When the sensational Allen v. Farrow custody case was heard over several months in 1993, Gardner’s perspective was frequently sought by members of the media. Given the psychologist’s body of work and how closely the couple’s battle lined up with his theorizing, he naturally came down on Allen’s side — at one point telling Newsweek that “screaming sex abuse is a very effective way to wreak vengeance on a hated spouse.” Though he didn’t testify in this court case, he did take the stand in more than 400 cases over his career, frequently on behalf of fathers accused of child molestation. Notably, Gardner also worked on the appeal of Kelly Michaels, a teacher at the Wee Care Day Nursery in New Jersey who was accused of child abuse; his testimony helped overturn her earlier guilty verdict in 1993 after she spent five years in prison.
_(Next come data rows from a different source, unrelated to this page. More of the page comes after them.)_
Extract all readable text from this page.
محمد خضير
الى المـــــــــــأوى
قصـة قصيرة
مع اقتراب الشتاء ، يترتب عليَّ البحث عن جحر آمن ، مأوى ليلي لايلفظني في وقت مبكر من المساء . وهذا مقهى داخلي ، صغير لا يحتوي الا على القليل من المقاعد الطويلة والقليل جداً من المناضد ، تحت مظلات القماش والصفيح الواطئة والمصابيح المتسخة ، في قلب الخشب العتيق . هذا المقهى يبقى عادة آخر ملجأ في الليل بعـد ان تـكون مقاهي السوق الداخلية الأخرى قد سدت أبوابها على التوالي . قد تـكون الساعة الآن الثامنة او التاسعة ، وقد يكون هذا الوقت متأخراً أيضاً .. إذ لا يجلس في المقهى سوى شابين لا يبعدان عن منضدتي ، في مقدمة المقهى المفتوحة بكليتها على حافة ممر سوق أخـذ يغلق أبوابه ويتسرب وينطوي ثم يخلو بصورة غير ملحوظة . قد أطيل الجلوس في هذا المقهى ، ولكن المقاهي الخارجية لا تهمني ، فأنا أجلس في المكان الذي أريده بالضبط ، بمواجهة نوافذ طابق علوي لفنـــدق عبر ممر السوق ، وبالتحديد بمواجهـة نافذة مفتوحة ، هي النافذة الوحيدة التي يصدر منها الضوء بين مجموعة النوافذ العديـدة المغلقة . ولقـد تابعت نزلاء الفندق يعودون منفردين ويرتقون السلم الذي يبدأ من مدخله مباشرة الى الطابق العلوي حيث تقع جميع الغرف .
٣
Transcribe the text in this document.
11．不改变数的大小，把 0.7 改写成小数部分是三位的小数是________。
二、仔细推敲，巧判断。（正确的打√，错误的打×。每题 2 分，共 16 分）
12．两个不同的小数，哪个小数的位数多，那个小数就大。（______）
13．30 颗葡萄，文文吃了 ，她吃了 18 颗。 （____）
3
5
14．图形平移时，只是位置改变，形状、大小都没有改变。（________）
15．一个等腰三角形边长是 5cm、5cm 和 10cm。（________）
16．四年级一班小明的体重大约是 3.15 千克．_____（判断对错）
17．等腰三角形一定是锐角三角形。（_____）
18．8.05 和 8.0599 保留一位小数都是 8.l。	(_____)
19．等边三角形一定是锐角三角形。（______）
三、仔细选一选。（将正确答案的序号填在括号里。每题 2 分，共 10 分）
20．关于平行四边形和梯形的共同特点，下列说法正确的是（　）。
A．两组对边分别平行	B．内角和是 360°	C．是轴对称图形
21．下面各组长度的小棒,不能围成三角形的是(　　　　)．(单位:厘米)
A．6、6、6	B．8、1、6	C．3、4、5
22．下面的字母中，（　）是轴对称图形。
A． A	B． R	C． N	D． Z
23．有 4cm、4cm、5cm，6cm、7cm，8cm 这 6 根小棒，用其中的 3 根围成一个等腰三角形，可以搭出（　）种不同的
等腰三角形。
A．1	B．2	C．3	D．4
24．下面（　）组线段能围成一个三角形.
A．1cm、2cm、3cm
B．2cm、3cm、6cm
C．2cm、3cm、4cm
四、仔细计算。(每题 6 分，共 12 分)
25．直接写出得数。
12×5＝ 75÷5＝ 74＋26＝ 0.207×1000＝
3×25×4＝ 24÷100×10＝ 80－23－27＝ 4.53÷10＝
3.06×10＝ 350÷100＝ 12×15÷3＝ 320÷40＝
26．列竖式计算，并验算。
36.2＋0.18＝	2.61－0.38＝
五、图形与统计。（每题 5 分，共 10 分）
As is briefly alluded to on a title card in the “Allen v Farrow” docuseries, Gardner had some extreme views of pedophilia. This first appeared in his 1992 book, ''True and False Accusations of Child Sex Abuse,'' where he wrote that pedophilia is an “accepted practice among literally billions of people.'' He also lumped pedophilia in with other forms of human sexual behavior like sadism, necrophilia, and zoophilia as having “species survival value” and therefore should not be excluded from so-called "natural forms of human sexual behavior.'" He clarified this in his 2002 American Journal of Family Therapy article, writing that his belief is that humans have the potential to develop any of the forms of atypical sexuality.
“This does not mean I sanction these abominations,” he wrote.
Gardner remained at Columbia University until he died on May 25, 2003 by suicide at his home in New Jersey. His son said that he had advancing symptoms of reflex sympathetic dystrophy, a painful neurological syndrome. He was 72.